FEMALE: "This is a serious threat to marriages. It has affected mine tremendously. I had no idea what I was getting into and had no idea of the damage, especially since I never even had a desire to look at another person during my marriage of 18 years. It's addictive. I neglected my family. My husband wants to hear nothing about the good of Internet. All is bad to him. It's affected his sleep. But I have stopped "chatting." Matter of fact, you are the first e-mail I have done since November '95, and it is without my husband's consent or knowledge [that] I write. It's just so important to get out the word of the damage that can be done. I would like to see more...on this subject of 'emotional adultery,' as I've heard it's called."


But cybersex has a future. Maheu says that future -- as outlined by Michael Dertouzos, director of the MIT laboratory for computer science, in his book What Will Be -- is awesome and not a little scary.

"Dertouzos talks about body suits people will be able to purchase," Maheu says. "What if you have a live person up there [in some Internet-connected studio] who also has a body suit on, and for every gyration of their pelvis, you can feel something in your body suit? What if now we make this person your favorite rock star? And what if a million people can watch this fellow at the same time, all wearing Net-connected bodysuits? All over the world they could plug into this experience, for money -- you see where this is going?

"What will that do to our concepts of sexuality, of fidelity, and just relating in a healthy, real way? What does that do to the next time you make love to your partner?

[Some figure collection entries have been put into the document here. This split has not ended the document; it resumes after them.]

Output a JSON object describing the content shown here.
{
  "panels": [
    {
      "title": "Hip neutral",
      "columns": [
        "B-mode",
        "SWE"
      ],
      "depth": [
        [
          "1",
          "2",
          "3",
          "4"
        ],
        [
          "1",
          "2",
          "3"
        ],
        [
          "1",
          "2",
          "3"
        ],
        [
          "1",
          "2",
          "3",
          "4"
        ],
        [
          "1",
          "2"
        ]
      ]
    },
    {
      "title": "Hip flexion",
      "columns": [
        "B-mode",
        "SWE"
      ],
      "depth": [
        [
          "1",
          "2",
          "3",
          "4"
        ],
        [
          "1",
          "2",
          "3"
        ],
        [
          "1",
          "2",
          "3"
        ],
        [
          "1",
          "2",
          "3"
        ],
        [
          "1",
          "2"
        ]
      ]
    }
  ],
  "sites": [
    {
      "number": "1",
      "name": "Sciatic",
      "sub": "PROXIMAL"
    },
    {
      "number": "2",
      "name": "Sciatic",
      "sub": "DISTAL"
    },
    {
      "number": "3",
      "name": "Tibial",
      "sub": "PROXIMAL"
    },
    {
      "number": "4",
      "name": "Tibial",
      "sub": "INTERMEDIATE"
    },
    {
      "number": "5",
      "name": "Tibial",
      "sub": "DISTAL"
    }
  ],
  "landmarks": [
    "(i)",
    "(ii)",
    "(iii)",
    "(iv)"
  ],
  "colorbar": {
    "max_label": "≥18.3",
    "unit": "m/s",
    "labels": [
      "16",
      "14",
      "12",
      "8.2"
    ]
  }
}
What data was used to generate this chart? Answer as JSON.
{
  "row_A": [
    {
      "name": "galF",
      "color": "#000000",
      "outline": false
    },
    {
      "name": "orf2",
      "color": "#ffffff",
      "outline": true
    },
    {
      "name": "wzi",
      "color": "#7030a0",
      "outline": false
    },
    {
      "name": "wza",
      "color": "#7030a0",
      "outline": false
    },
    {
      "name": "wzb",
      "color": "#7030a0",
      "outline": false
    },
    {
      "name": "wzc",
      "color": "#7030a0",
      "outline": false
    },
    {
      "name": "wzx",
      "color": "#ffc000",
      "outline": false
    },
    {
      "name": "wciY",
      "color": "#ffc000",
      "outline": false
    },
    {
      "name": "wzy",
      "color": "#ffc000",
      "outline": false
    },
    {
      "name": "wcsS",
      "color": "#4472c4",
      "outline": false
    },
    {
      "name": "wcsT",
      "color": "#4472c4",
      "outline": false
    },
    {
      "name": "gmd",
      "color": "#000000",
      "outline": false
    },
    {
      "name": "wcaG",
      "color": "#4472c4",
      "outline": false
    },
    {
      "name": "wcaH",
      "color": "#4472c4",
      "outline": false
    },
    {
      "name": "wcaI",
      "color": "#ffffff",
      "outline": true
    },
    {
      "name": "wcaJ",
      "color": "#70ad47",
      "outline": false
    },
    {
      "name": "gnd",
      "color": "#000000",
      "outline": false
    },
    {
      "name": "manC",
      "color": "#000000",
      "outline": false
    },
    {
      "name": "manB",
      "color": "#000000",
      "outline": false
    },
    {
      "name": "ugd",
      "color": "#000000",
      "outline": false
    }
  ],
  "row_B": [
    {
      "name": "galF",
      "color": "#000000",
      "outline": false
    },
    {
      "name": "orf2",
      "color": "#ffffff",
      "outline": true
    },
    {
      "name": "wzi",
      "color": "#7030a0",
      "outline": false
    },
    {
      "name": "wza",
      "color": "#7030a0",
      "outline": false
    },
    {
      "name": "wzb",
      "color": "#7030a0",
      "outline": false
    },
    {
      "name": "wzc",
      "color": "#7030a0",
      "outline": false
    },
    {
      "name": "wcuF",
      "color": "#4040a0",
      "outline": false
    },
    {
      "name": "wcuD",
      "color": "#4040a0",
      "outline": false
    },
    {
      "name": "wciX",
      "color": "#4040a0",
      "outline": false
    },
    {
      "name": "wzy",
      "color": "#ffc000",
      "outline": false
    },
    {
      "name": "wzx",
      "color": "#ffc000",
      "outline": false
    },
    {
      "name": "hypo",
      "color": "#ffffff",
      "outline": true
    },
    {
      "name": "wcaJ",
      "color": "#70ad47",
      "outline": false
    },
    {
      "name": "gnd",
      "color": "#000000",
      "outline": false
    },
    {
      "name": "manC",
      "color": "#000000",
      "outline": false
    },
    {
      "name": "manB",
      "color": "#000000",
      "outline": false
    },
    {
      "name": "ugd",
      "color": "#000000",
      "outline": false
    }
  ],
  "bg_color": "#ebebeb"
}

You've just made love with Elvis. This is not just conjecture. This instrumentation exists today. We need to be prepared for it."

The other problem is that the Internet is infiltrating societies across the world with vastly different takes on the nature of relationships. "Let's say I offer psychotherapy via e-mail to a woman in India who's being battered by her husband; if I tell her to go ahead and leave him, and then she gets doused with gasoline and set on fire, what responsibility do I have in that, because I did not understand her cultural context when I'm giving her advice? It's that kind of thing that as a profession we need to look at: what is the extent of our expertise? -- and the reader's understanding of what we're telling them."

Yet Maheu sees good in Cyberlove too.

"I remember reading one e-mail by a teenage girl who said she prefers to meet boys online because they're forced to talk to her. She can get to know them, and know how they feel about things, and what they value, and then she can make a better choice about who she wants to see face-to-face. And she doesn't have to worry about groping or the goodnight kiss."